Já homem feito, entrando quase na “melhor idade”, o pobre Manuel olhou para o que fora até então: um homem que sempre fez as vontades da esposa. Agora era a vez de ele fazer suas próprias vontades. A esposa que se contentasse. Queria por mais que tudo sair daquela monotonia exaustiva de um relacionamento centralizado apenas em uma pessoa. Ninguém é feliz tendo amado apenas uma vez, raciocinava lembrando a letra da música do falecido Raul Seixas. Ora, o amor é coisa sublime que nasce nos terrenos mais inóspitos; não marca audiência, não ironiza, não oprime, não cansa. Amor é amor. Ama-se os animais, as florestas, os pais, os filhos, ama-se também uma mulher e, às vezes, até mais de uma. Quem pode mandar no terreno dos sentimentos?
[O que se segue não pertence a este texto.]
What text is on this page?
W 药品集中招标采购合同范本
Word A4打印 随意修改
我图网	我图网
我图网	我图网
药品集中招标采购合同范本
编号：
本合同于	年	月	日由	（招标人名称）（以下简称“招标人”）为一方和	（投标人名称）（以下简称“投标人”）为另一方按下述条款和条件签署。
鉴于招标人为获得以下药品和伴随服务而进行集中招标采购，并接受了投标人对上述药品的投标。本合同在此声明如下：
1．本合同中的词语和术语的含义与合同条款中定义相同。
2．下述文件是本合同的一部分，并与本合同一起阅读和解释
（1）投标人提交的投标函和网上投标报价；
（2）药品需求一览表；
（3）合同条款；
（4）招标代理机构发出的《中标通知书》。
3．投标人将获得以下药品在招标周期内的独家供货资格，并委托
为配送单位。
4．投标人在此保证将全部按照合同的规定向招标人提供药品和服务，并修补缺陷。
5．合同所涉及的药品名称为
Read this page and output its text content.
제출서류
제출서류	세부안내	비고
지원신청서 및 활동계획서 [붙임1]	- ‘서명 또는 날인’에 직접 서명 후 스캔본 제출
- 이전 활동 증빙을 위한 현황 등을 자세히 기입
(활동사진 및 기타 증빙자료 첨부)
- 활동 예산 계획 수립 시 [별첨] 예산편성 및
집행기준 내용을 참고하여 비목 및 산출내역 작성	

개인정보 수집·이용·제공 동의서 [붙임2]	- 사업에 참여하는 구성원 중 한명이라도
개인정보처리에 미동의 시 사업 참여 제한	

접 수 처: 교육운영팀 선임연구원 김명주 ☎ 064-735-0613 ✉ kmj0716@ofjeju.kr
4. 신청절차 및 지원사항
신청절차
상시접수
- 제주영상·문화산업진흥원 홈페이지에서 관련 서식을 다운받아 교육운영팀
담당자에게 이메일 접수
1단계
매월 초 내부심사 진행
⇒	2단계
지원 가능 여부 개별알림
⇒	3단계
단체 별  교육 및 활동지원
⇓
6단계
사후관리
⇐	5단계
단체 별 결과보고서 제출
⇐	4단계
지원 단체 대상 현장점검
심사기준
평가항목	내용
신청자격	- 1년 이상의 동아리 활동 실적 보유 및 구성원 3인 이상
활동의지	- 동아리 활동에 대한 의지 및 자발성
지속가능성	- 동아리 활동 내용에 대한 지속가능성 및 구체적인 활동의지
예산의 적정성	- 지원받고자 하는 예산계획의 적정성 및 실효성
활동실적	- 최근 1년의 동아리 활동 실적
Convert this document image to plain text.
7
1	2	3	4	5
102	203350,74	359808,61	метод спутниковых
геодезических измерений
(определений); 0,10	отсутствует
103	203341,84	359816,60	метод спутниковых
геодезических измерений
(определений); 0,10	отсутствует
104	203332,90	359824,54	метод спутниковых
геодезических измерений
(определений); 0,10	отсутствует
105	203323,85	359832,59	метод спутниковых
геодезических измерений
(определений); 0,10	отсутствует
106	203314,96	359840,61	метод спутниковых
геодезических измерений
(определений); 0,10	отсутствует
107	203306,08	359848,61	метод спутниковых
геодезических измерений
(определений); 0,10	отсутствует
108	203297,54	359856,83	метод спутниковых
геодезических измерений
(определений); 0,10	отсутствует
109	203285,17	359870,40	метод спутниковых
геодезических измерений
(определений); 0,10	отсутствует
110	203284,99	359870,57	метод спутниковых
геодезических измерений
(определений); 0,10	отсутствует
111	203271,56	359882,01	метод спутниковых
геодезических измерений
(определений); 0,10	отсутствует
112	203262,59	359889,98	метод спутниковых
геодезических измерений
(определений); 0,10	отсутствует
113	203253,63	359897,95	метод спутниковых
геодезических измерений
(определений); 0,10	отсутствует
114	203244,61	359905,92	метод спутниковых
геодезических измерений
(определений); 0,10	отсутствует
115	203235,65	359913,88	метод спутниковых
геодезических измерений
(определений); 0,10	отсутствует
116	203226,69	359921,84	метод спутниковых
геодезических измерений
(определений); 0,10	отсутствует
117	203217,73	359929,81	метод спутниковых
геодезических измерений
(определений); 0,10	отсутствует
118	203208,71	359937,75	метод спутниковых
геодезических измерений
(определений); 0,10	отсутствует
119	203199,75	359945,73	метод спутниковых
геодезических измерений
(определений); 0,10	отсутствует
Estava decidido e pronto! Não já comprara casa própria? Não dispunha de um carro bonito na garagem? Não já criara e formara os filhos? O que mais ele poderia fazer? Sentar numa cadeira com a boca escancarada cheia de dentes esperando a morte chegar? Não, de jeito nenhum faria isso. Iria mesmo era se entregar, lavar-se com os perfumes do corpo e da alma de uma jovem recém saída da cidade italiana de Veneza e que lhe serviria de companheira nos seus momentos de solidão. Por que teria que morrer na mesmice daquelas horas de tédio em sua casa? (dele). Lembrou de algo que uma vez leu acerca de um músico que deixou até a esposa para poder compor... Não lembrava bem o nome dele, mas sabia que este músico se tornou um dos maiores compositores de todos os tempos; suas músicas atravessaram centenas de anos e ainda hoje são tocadas em todas as grandes sinfônicas do mundo. Tudo bem que o caso dele não era a música, era a Italiana. Mas, tudo era amor, e contra o amor não se luta, simplesmente se aceita. — Raciocinava o Manuel no silêncio aterrador do quarto. Lá fora, naquela noite sem Lua, barulhos esporádicos avisavam que existe ser vivente acordado, talvez alguns com o mesmo dilema dele, talvez outros não. Uns gemem, outros cantam, outros xingam, outros passam solitários, outros acompanhados. A noite avulta-se, cresce, lança seus tentáculos sobre as casas apagando paulatinamente as luzes. Manuel sai do quarto e adormece na poltrona da sala...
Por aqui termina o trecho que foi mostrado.